High-performance tools and utilities for working with BAM and BigWig files in modern genomics workflows. BamNado is written in Rust for speed and low memory use and provides both a command-line interface and Python bindings.


Overview

BamNado is designed for efficient, streaming manipulation of BAM files and signal tracks. It focuses on fast coverage generation, flexible filtering, and lightweight post-processing of bedGraph and BigWig data.

Common use cases include:

  • Rapid generation of coverage tracks from large BAM files
  • Filtering reads by tags or barcodes to produce targeted BigWigs
  • Fragment-aware coverage for ATAC-seq and related assays
  • BigWig comparison and aggregation across samples
  • Post-processing of binned signal tracks for visualization

BamNado is useful in a range of workflows, including single-cell and Micro-Capture-C (MCC), but is not limited to those applications.


Features

  • High-performance, streaming implementations in Rust
  • Cross-platform support (Linux, macOS, Windows)
  • BAM → bedGraph / BigWig coverage generation
  • Fragment-aware and strand-specific pileups
  • Read filtering by mapping quality, length, strand, fragment size, tags, and barcodes
  • BigWig comparison (subtraction, ratio, log-ratio)
  • BigWig aggregation (sum, mean, median, min, max)
  • collapse-bedgraph utility to merge adjacent bins with identical scores
  • Python bindings for selected functionality

Installation

Pre-built binaries (recommended)

Download the appropriate binary from the releases page.

After downloading:

chmod +x bamnado
./bamnado --version

(Optional) install system-wide:

sudo cp bamnado /usr/local/bin/

Docker

docker pull ghcr.io/alsmith151/bamnado:latest
docker run --rm ghcr.io/alsmith151/bamnado:latest --help

Images are available for linux/amd64 and linux/arm64.


Cargo

If you have Rust installed:

cargo install bamnado

Build from source

git clone https://github.com/alsmith151/BamNado.git
cd BamNado
cargo build --release

Optional dependency: samtools

samtools is not required but is strongly recommended if your BAM files have non-standard or incomplete headers (e.g. files produced by CellRanger). BamNado automatically falls back to samtools view -H to parse the header when the built-in parser fails. Without samtools on your PATH, BamNado will error on such files.

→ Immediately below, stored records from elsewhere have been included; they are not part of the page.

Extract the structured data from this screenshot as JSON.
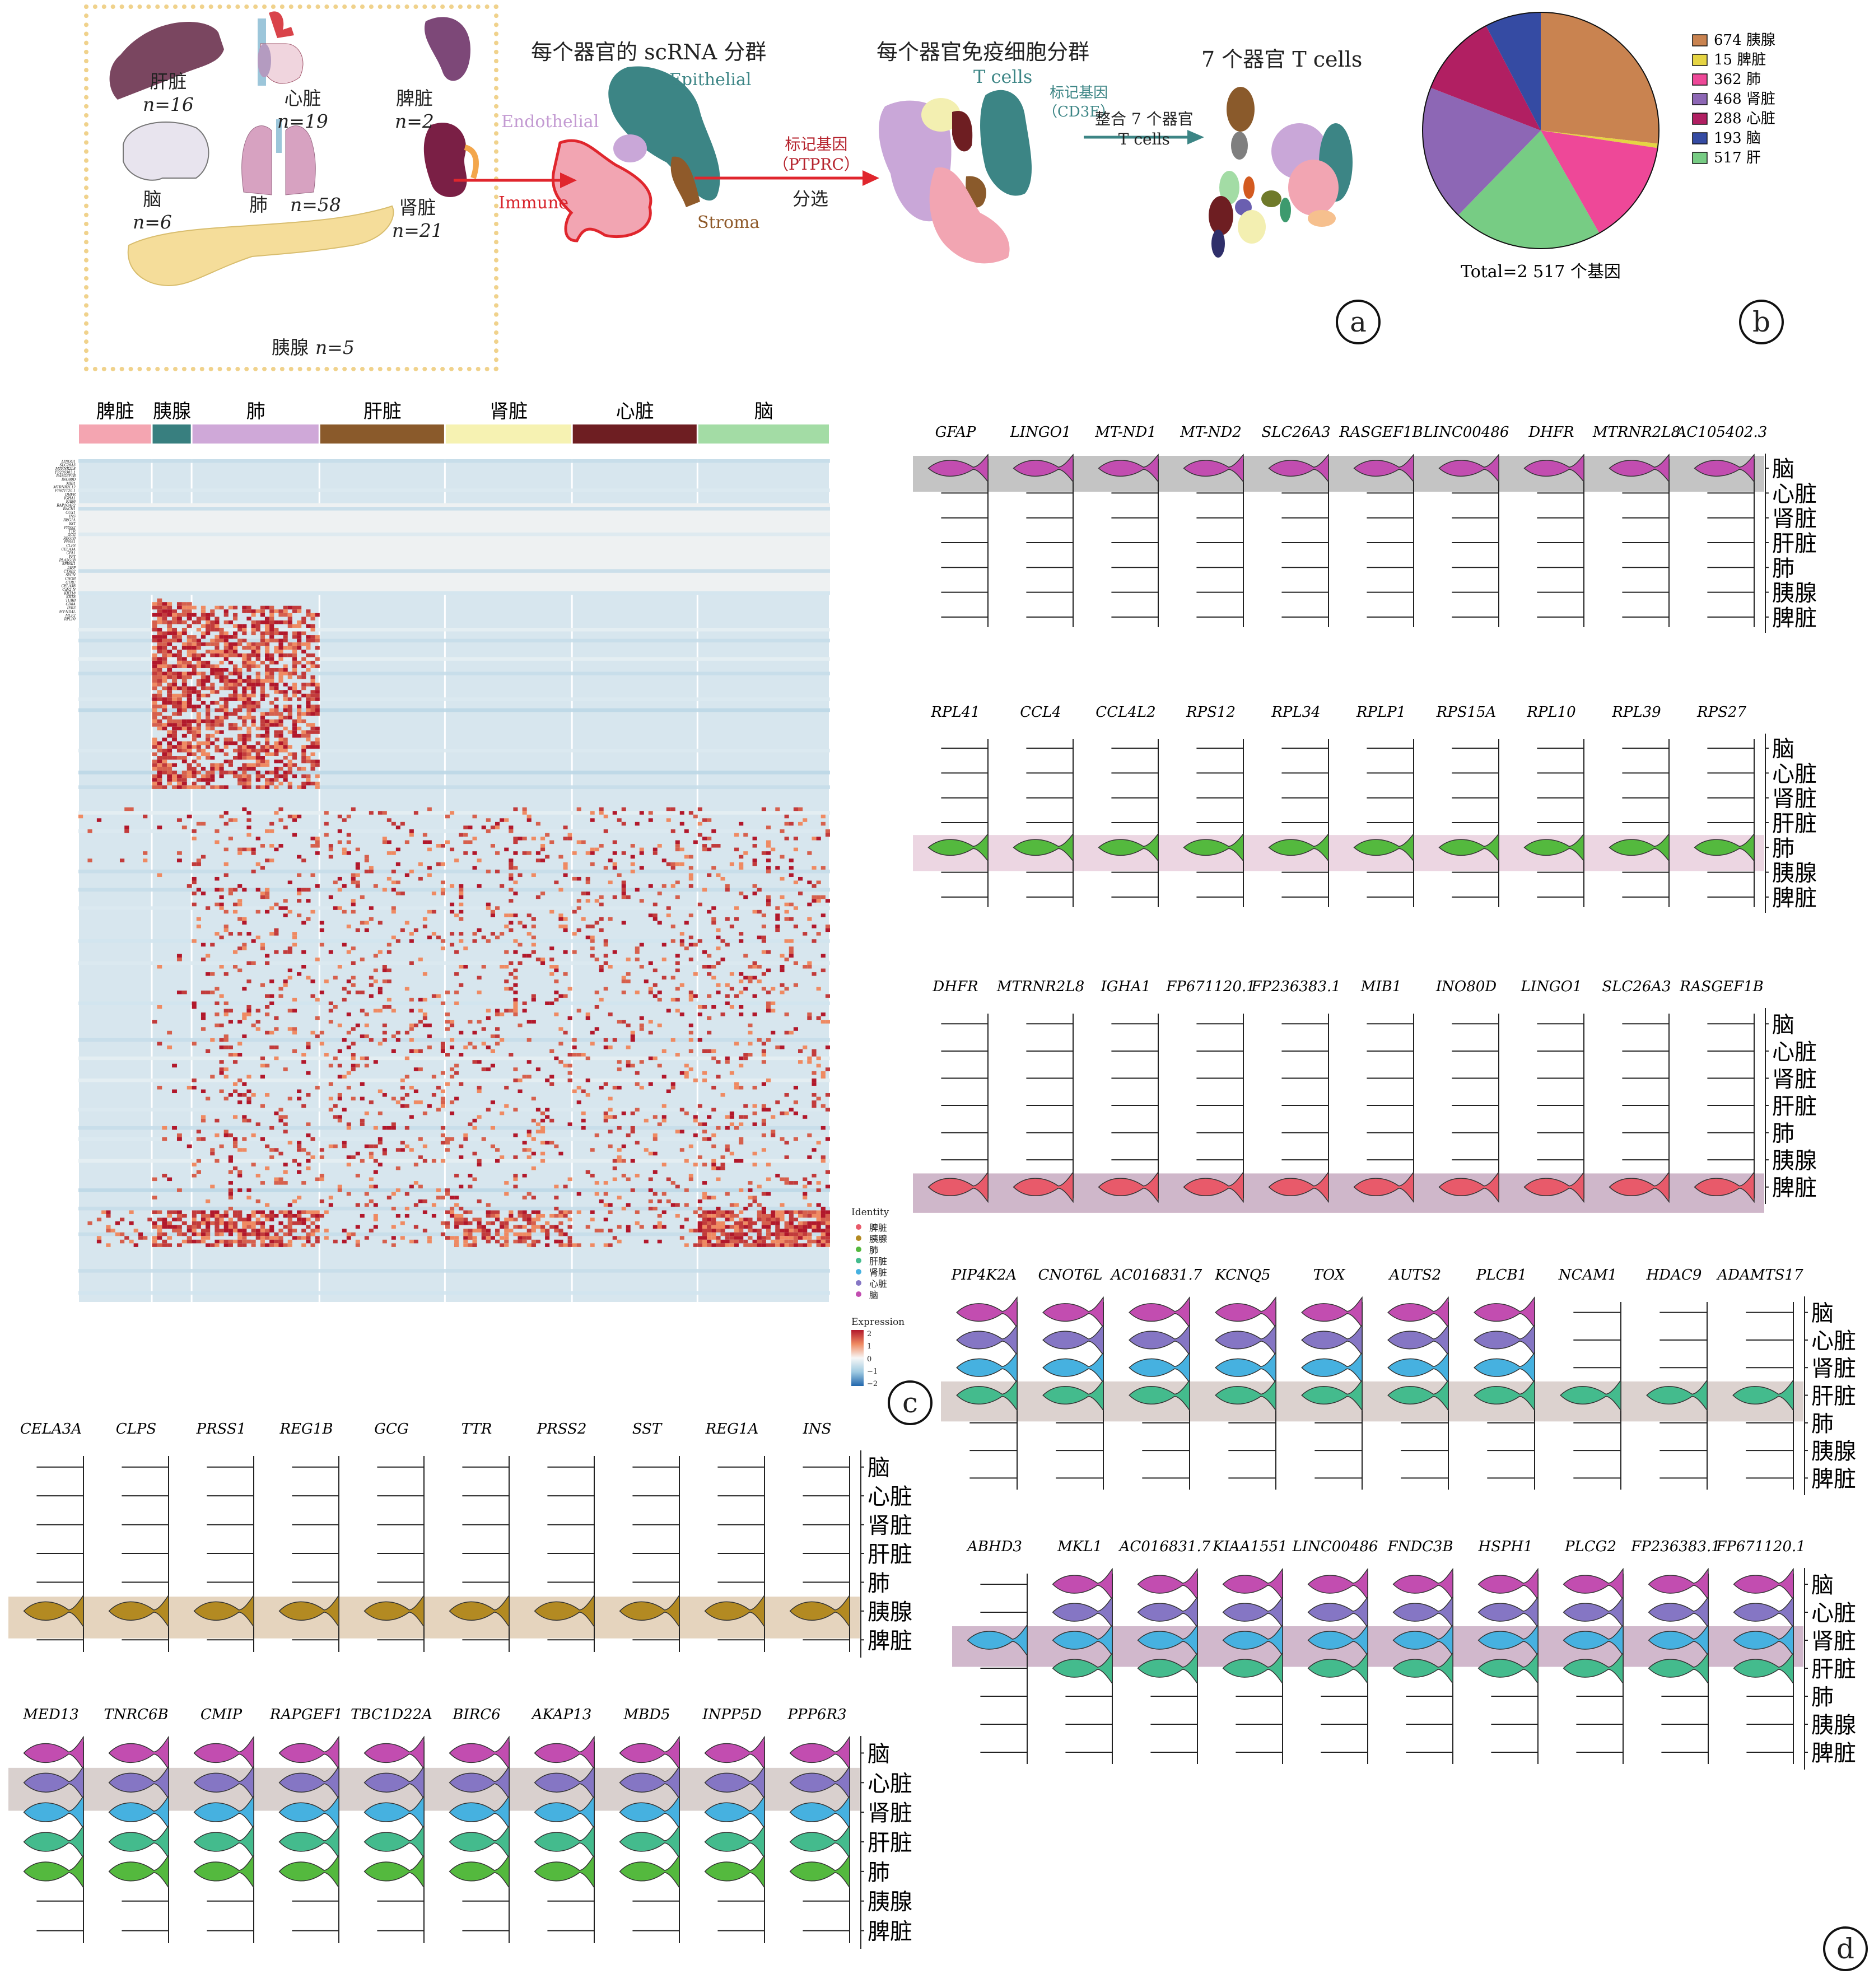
{
  "panels": {
    "a": "a",
    "b": "b",
    "c": "c",
    "d": "d"
  },
  "panel_a": {
    "organs": [
      {
        "name": "肝脏",
        "n": "n=16",
        "color": "#7a4660"
      },
      {
        "name": "心脏",
        "n": "n=19",
        "color": "#d9434a"
      },
      {
        "name": "脾脏",
        "n": "n=2",
        "color": "#7d4878"
      },
      {
        "name": "脑",
        "n": "n=6",
        "color": "#e8e4ee"
      },
      {
        "name": "肺",
        "n": "n=58",
        "color": "#d7a2c1"
      },
      {
        "name": "肾脏",
        "n": "n=21",
        "color": "#7a1f45"
      },
      {
        "name": "胰腺",
        "n": "n=5",
        "color": "#f5dd9a"
      }
    ],
    "step1_title": "每个器官的 scRNA 分群",
    "step2_title": "每个器官免疫细胞分群",
    "step3_title": "7 个器官 T cells",
    "clusters1": {
      "epithelial": "Epithelial",
      "endothelial": "Endothelial",
      "immune": "Immune",
      "stroma": "Stroma"
    },
    "arrow1_label1": "标记基因",
    "arrow1_label2": "（PTPRC）",
    "arrow1_label3": "分选",
    "tcells_label": "T cells",
    "marker2_label1": "标记基因",
    "marker2_label2": "（CD3E）",
    "arrow2_label1": "整合 7 个器官",
    "arrow2_label2": "T cells"
  },
  "chart_data": [
    {
      "type": "pie",
      "id": "panel-b",
      "title": "",
      "caption": "Total=2 517 个基因",
      "slices": [
        {
          "label": "674 胰腺",
          "organ": "胰腺",
          "value": 674,
          "color": "#c98350"
        },
        {
          "label": "15 脾脏",
          "organ": "脾脏",
          "value": 15,
          "color": "#e5d443"
        },
        {
          "label": "362 肺",
          "organ": "肺",
          "value": 362,
          "color": "#ee4898"
        },
        {
          "label": "517 肝",
          "organ": "肝",
          "value": 517,
          "color": "#77cc84"
        },
        {
          "label": "468 肾脏",
          "organ": "肾脏",
          "value": 468,
          "color": "#8d67b5"
        },
        {
          "label": "288 心脏",
          "organ": "心脏",
          "value": 288,
          "color": "#b11f62"
        },
        {
          "label": "193 脑",
          "organ": "脑",
          "value": 193,
          "color": "#354ba3"
        }
      ],
      "legend_order": [
        "674 胰腺",
        "15 脾脏",
        "362 肺",
        "468 肾脏",
        "288 心脏",
        "193 脑",
        "517 肝"
      ],
      "legend": "right"
    },
    {
      "type": "heatmap",
      "id": "panel-c",
      "groups": [
        {
          "label": "脾脏",
          "color": "#f4a5b1",
          "share": 0.098
        },
        {
          "label": "胰腺",
          "color": "#387f7f",
          "share": 0.053
        },
        {
          "label": "肺",
          "color": "#cfa8d8",
          "share": 0.17
        },
        {
          "label": "肝脏",
          "color": "#8a5a2b",
          "share": 0.167
        },
        {
          "label": "肾脏",
          "color": "#f6f2b2",
          "share": 0.169
        },
        {
          "label": "心脏",
          "color": "#6e1e22",
          "share": 0.167
        },
        {
          "label": "脑",
          "color": "#a3dca5",
          "share": 0.176
        }
      ],
      "row_labels_visible": [
        "LINGO1",
        "SLC26A3",
        "MTRNR2L8",
        "FP236383.1",
        "RASGEF1B",
        "INO80D",
        "MIB1",
        "MTRNR2L12",
        "FP671120.1",
        "DHFR",
        "IGHA1",
        "RAB6",
        "RAP1GAP2",
        "BACH1",
        "CUX1",
        "INS",
        "REG1A",
        "SST",
        "PRSS2",
        "TTR",
        "GCG",
        "REG1B",
        "PRSS1",
        "CLPS",
        "CELA3A",
        "CPA1",
        "PPY",
        "PLA2G1B",
        "SPINK1",
        "IAPP",
        "CTRB2",
        "SYCN",
        "CHGB",
        "CTRC",
        "CELA3B",
        "CaV2-N",
        "KRT18",
        "KRT8",
        "TUBB",
        "CD8A",
        "IER3",
        "MT-ND4L",
        "MLF2",
        "RPLP0"
      ],
      "legend_identity_title": "Identity",
      "legend_identity": [
        {
          "label": "脾脏",
          "color": "#e85a6a"
        },
        {
          "label": "胰腺",
          "color": "#b38a22"
        },
        {
          "label": "肺",
          "color": "#54b93e"
        },
        {
          "label": "肝脏",
          "color": "#44bb8d"
        },
        {
          "label": "肾脏",
          "color": "#46b1e0"
        },
        {
          "label": "心脏",
          "color": "#8576c4"
        },
        {
          "label": "脑",
          "color": "#c24db0"
        }
      ],
      "legend_expression_title": "Expression",
      "colorbar_ticks": [
        "2",
        "1",
        "0",
        "−1",
        "−2"
      ],
      "color_range": [
        -2,
        2
      ]
    },
    {
      "type": "violin",
      "id": "panel-c-pancreas",
      "highlight": "胰腺",
      "rows": [
        "脑",
        "心脏",
        "肾脏",
        "肝脏",
        "肺",
        "胰腺",
        "脾脏"
      ],
      "genes": [
        "CELA3A",
        "CLPS",
        "PRSS1",
        "REG1B",
        "GCG",
        "TTR",
        "PRSS2",
        "SST",
        "REG1A",
        "INS"
      ]
    },
    {
      "type": "violin",
      "id": "panel-d-heart",
      "highlight": "心脏",
      "rows": [
        "脑",
        "心脏",
        "肾脏",
        "肝脏",
        "肺",
        "胰腺",
        "脾脏"
      ],
      "genes": [
        "MED13",
        "TNRC6B",
        "CMIP",
        "RAPGEF1",
        "TBC1D22A",
        "BIRC6",
        "AKAP13",
        "MBD5",
        "INPP5D",
        "PPP6R3"
      ]
    },
    {
      "type": "violin",
      "id": "panel-d-brain",
      "highlight": "脑",
      "rows": [
        "脑",
        "心脏",
        "肾脏",
        "肝脏",
        "肺",
        "胰腺",
        "脾脏"
      ],
      "genes": [
        "GFAP",
        "LINGO1",
        "MT-ND1",
        "MT-ND2",
        "SLC26A3",
        "RASGEF1B",
        "LINC00486",
        "DHFR",
        "MTRNR2L8",
        "AC105402.3"
      ]
    },
    {
      "type": "violin",
      "id": "panel-d-lung",
      "highlight": "肺",
      "rows": [
        "脑",
        "心脏",
        "肾脏",
        "肝脏",
        "肺",
        "胰腺",
        "脾脏"
      ],
      "genes": [
        "RPL41",
        "CCL4",
        "CCL4L2",
        "RPS12",
        "RPL34",
        "RPLP1",
        "RPS15A",
        "RPL10",
        "RPL39",
        "RPS27"
      ]
    },
    {
      "type": "violin",
      "id": "panel-d-spleen",
      "highlight": "脾脏",
      "rows": [
        "脑",
        "心脏",
        "肾脏",
        "肝脏",
        "肺",
        "胰腺",
        "脾脏"
      ],
      "genes": [
        "DHFR",
        "MTRNR2L8",
        "IGHA1",
        "FP671120.1",
        "FP236383.1",
        "MIB1",
        "INO80D",
        "LINGO1",
        "SLC26A3",
        "RASGEF1B"
      ]
    },
    {
      "type": "violin",
      "id": "panel-d-liver",
      "highlight": "肝脏",
      "rows": [
        "脑",
        "心脏",
        "肾脏",
        "肝脏",
        "肺",
        "胰腺",
        "脾脏"
      ],
      "genes": [
        "PIP4K2A",
        "CNOT6L",
        "AC016831.7",
        "KCNQ5",
        "TOX",
        "AUTS2",
        "PLCB1",
        "NCAM1",
        "HDAC9",
        "ADAMTS17"
      ]
    },
    {
      "type": "violin",
      "id": "panel-d-kidney",
      "highlight": "肾脏",
      "rows": [
        "脑",
        "心脏",
        "肾脏",
        "肝脏",
        "肺",
        "胰腺",
        "脾脏"
      ],
      "genes": [
        "ABHD3",
        "MKL1",
        "AC016831.7",
        "KIAA1551",
        "LINC00486",
        "FNDC3B",
        "HSPH1",
        "PLCG2",
        "FP236383.1",
        "FP671120.1"
      ]
    }
  ],
  "organ_colors": {
    "脑": "#c24db0",
    "心脏": "#8576c4",
    "肾脏": "#46b1e0",
    "肝脏": "#44bb8d",
    "肺": "#54b93e",
    "胰腺": "#b38a22",
    "脾脏": "#e85a6a"
  },
  "highlight_colors": {
    "脑": "#c4c4c4",
    "肺": "#ecd6e2",
    "脾脏": "#cfb7ca",
    "肝脏": "#dcd2cf",
    "肾脏": "#d1b8cc",
    "胰腺": "#e5d4be",
    "心脏": "#d9d0ce"
  }
}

Install via conda or your system package manager:

conda install -c bioconda samtools
# or
brew install samtools

Python Interface

BamNado provides Python bindings for selected high-performance operations and is available directly from PyPI.

Python Installation

pip install bamnado
# or
uv pip install bamnado

ReadFilter

All read filtering options are controlled through the ReadFilter class:

Parameter Type Default Description
min_mapq int 0 Minimum mapping quality score
proper_pair bool True Keep only properly paired reads
min_length int 0 Minimum read length (bp)
max_length int 1000 Maximum read length (bp)
strand str "both" Strand to keep: "forward" / "fwd" / "+", "reverse" / "rev" / "-", or "both"
min_fragment_length int | None None Minimum insert size / TLEN (bp); requires paired-end data
max_fragment_length int | None None Maximum insert size / TLEN (bp); requires paired-end data
blacklist_bed str | None None Path to a BED file of regions to exclude
whitelisted_barcodes list[str] | None None Cell barcodes (CB tag) to include
read_group str | None None Read group (RG tag) to keep
filter_tag str | None None Two-character SAM tag to filter on (e.g. "VP")
filter_tag_value str | None None Required string value for filter_tag

A ValueError is raised if min_fragment_length or max_fragment_length is set on a single-end BAM file.

Example

import bamnado
import numpy as np

# Basic coverage — default filter settings
signal = bamnado.get_signal_for_chromosome(
    bam_path="input.bam",
    chromosome_name="chr1",
    bin_size=50,
    scale_factor=1.0,
    use_fragment=False,
    ignore_scaffold_chromosomes=True,
)
print(f"Mean coverage: {np.mean(signal):.3f}")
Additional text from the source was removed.